I am aware that Depakote has been the right drug for Jude and am so happy for your family.
We are trusting our Dr.'s right now and going in this direction first. That's not to say we will never add Valporic Acid, just not right now. I pray this works and we won't have to add anything else. If we do, I'm sure I will be asking you questions about it.

Anonymous said...

Just wanting to leave some encouraging words for you...I am pleased you are able to begin the diet in a supportive environment. (Even if you are sleep deprived - at least someone else is helping with the meds, right.)

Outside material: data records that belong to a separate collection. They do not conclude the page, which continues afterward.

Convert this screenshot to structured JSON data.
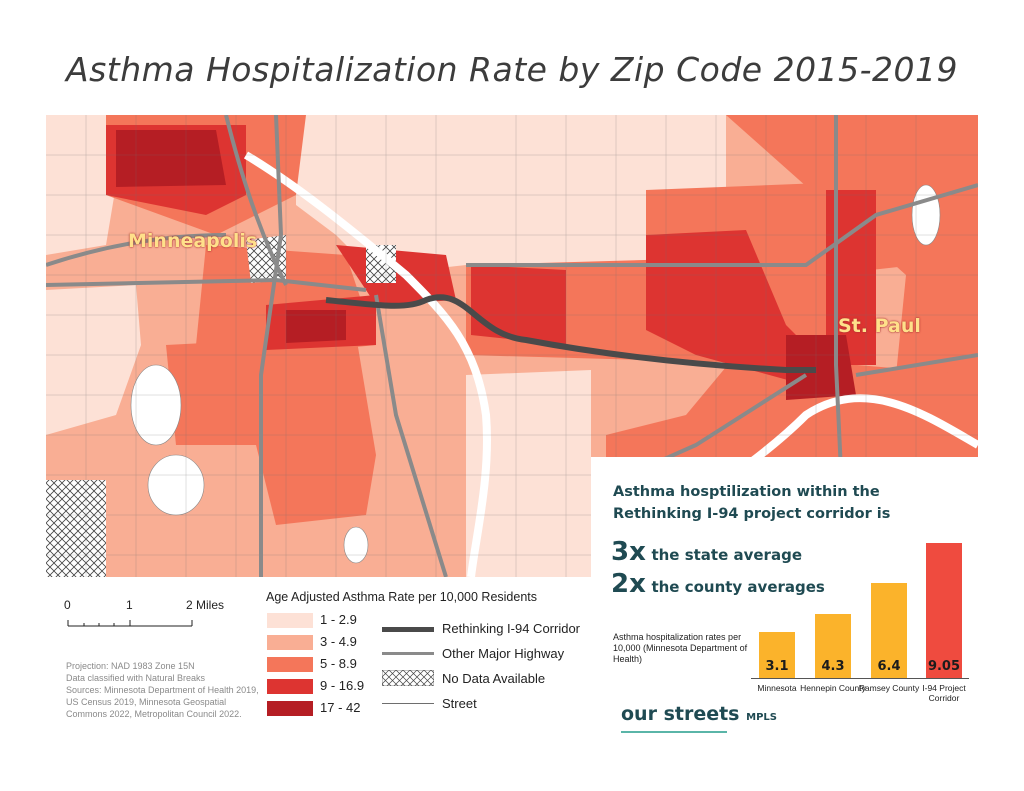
{
  "title": "Asthma Hospitalization Rate by Zip Code 2015-2019",
  "map": {
    "cities": [
      "Minneapolis",
      "St. Paul"
    ],
    "colors": {
      "c1": "#fde1d6",
      "c2": "#f9ae94",
      "c3": "#f4765a",
      "c4": "#dd3431",
      "c5": "#b51e24",
      "corridor": "#4a4a4a",
      "highway": "#8a8a8a",
      "street": "#6e6e6e"
    }
  },
  "scale_bar": {
    "labels": [
      "0",
      "1",
      "2 Miles"
    ]
  },
  "legend": {
    "title": "Age Adjusted Asthma Rate per 10,000 Residents",
    "classes": [
      {
        "label": "1 - 2.9",
        "color": "#fde1d6"
      },
      {
        "label": "3 - 4.9",
        "color": "#f9ae94"
      },
      {
        "label": "5 - 8.9",
        "color": "#f4765a"
      },
      {
        "label": "9 - 16.9",
        "color": "#dd3431"
      },
      {
        "label": "17 - 42",
        "color": "#b51e24"
      }
    ],
    "lines": [
      {
        "label": "Rethinking I-94 Corridor"
      },
      {
        "label": "Other Major Highway"
      },
      {
        "label": "No Data Available"
      },
      {
        "label": "Street"
      }
    ]
  },
  "source_note": "Projection: NAD 1983 Zone 15N\nData classified with Natural Breaks\nSources: Minnesota Department of Health 2019, US Census 2019, Minnesota Geospatial Commons 2022, Metropolitan Council 2022.",
  "panel": {
    "heading": "Asthma hosptilization within the Rethinking I-94 project corridor is",
    "mult1_big": "3x",
    "mult1_small": "the state average",
    "mult2_big": "2x",
    "mult2_small": "the county averages",
    "y_label": "Asthma hospitalization rates per 10,000 (Minnesota Department of Health)",
    "logo_main": "our streets",
    "logo_sub": "MPLS"
  },
  "chart_data": {
    "type": "bar",
    "categories": [
      "Minnesota",
      "Hennepin County",
      "Ramsey County",
      "I-94 Project Corridor"
    ],
    "values": [
      3.1,
      4.3,
      6.4,
      9.05
    ],
    "value_labels": [
      "3.1",
      "4.3",
      "6.4",
      "9.05"
    ],
    "colors": [
      "#fbb32b",
      "#fbb32b",
      "#fbb32b",
      "#ef4b3f"
    ],
    "ylabel": "Asthma hospitalization rates per 10,000 (Minnesota Department of Health)"
  }
}
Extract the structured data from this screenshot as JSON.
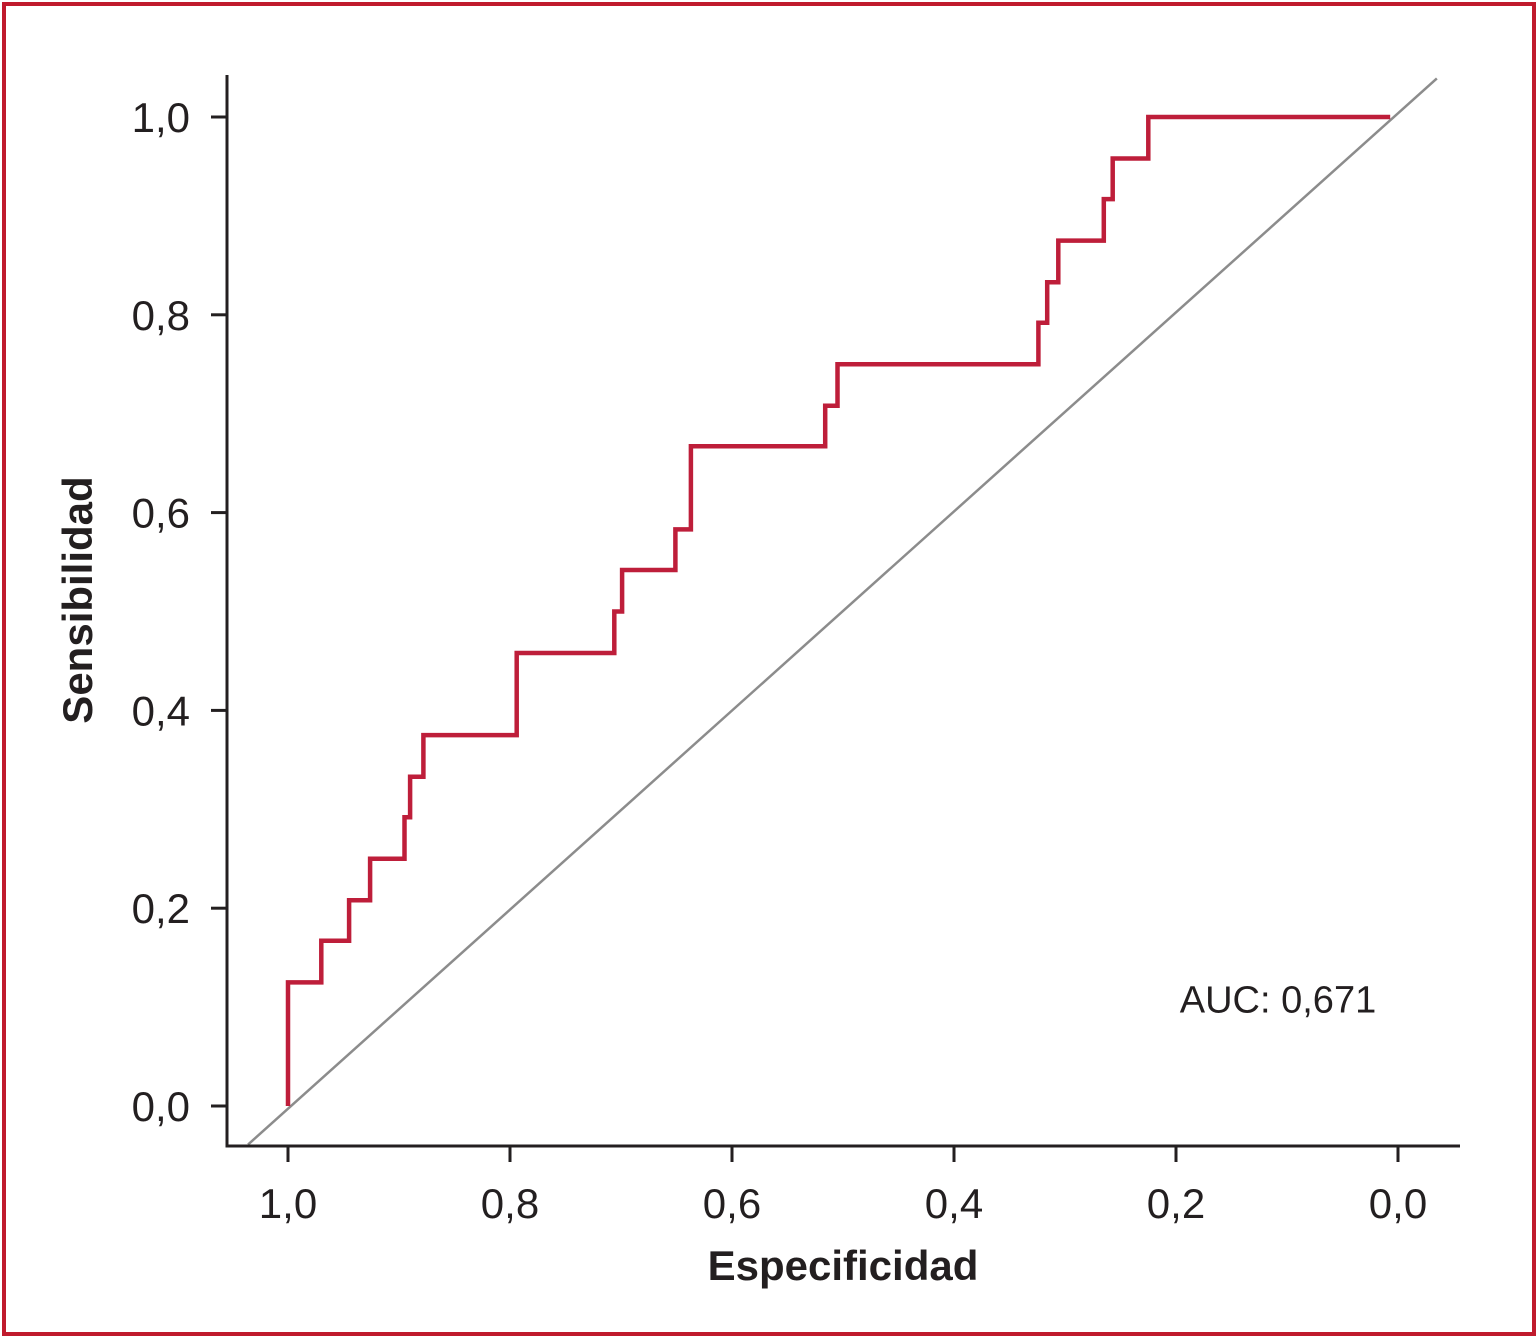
{
  "figure": {
    "background": "#ffffff",
    "border_color": "#c01a2d",
    "text_color": "#231f20"
  },
  "chart_data": {
    "type": "line",
    "subtype": "roc-step-curve",
    "title": "",
    "xlabel": "Especificidad",
    "ylabel": "Sensibilidad",
    "annotation": "AUC: 0,671",
    "auc": 0.671,
    "grid": false,
    "legend": false,
    "x_axis": {
      "min": 0.0,
      "max": 1.0,
      "reversed": true,
      "tick_values": [
        1.0,
        0.8,
        0.6,
        0.4,
        0.2,
        0.0
      ],
      "tick_labels": [
        "1,0",
        "0,8",
        "0,6",
        "0,4",
        "0,2",
        "0,0"
      ]
    },
    "y_axis": {
      "min": 0.0,
      "max": 1.0,
      "tick_values": [
        0.0,
        0.2,
        0.4,
        0.6,
        0.8,
        1.0
      ],
      "tick_labels": [
        "0,0",
        "0,2",
        "0,4",
        "0,6",
        "0,8",
        "1,0"
      ]
    },
    "roc_curve": {
      "color": "#be1e3a",
      "stroke_width": 4.5,
      "points_spec_sens": [
        [
          1.0,
          0.0
        ],
        [
          1.0,
          0.125
        ],
        [
          0.97,
          0.125
        ],
        [
          0.97,
          0.167
        ],
        [
          0.945,
          0.167
        ],
        [
          0.945,
          0.208
        ],
        [
          0.926,
          0.208
        ],
        [
          0.926,
          0.25
        ],
        [
          0.895,
          0.25
        ],
        [
          0.895,
          0.292
        ],
        [
          0.89,
          0.292
        ],
        [
          0.89,
          0.333
        ],
        [
          0.878,
          0.333
        ],
        [
          0.878,
          0.375
        ],
        [
          0.794,
          0.375
        ],
        [
          0.794,
          0.458
        ],
        [
          0.706,
          0.458
        ],
        [
          0.706,
          0.5
        ],
        [
          0.699,
          0.5
        ],
        [
          0.699,
          0.542
        ],
        [
          0.651,
          0.542
        ],
        [
          0.651,
          0.583
        ],
        [
          0.637,
          0.583
        ],
        [
          0.637,
          0.667
        ],
        [
          0.516,
          0.667
        ],
        [
          0.516,
          0.708
        ],
        [
          0.505,
          0.708
        ],
        [
          0.505,
          0.75
        ],
        [
          0.324,
          0.75
        ],
        [
          0.324,
          0.792
        ],
        [
          0.316,
          0.792
        ],
        [
          0.316,
          0.833
        ],
        [
          0.306,
          0.833
        ],
        [
          0.306,
          0.875
        ],
        [
          0.265,
          0.875
        ],
        [
          0.265,
          0.917
        ],
        [
          0.257,
          0.917
        ],
        [
          0.257,
          0.958
        ],
        [
          0.225,
          0.958
        ],
        [
          0.225,
          1.0
        ],
        [
          0.007,
          1.0
        ]
      ]
    },
    "reference_line": {
      "color": "#8c8c8c",
      "stroke_width": 2.5,
      "points_spec_sens": [
        [
          1.036,
          -0.039
        ],
        [
          -0.035,
          1.039
        ]
      ]
    }
  }
}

I am truly hopeful Kendall will responde well to the diet and you life can be about calories instead of mls. Barbara

Reagan Leigh said...

I'm so glad that things seem to be going a little more smoothly for little Kendall now. I know how tough it is to be stuck in that hospital room, I'm sure you're bored to tears! You are so right about the Depakene. I know so many kids that have become seizure free on this or that but Reagan tries it and nothing! You just have to trust your doctor and yourself. That's the best you can do. And just keep on trying until you find Kendall's miracle!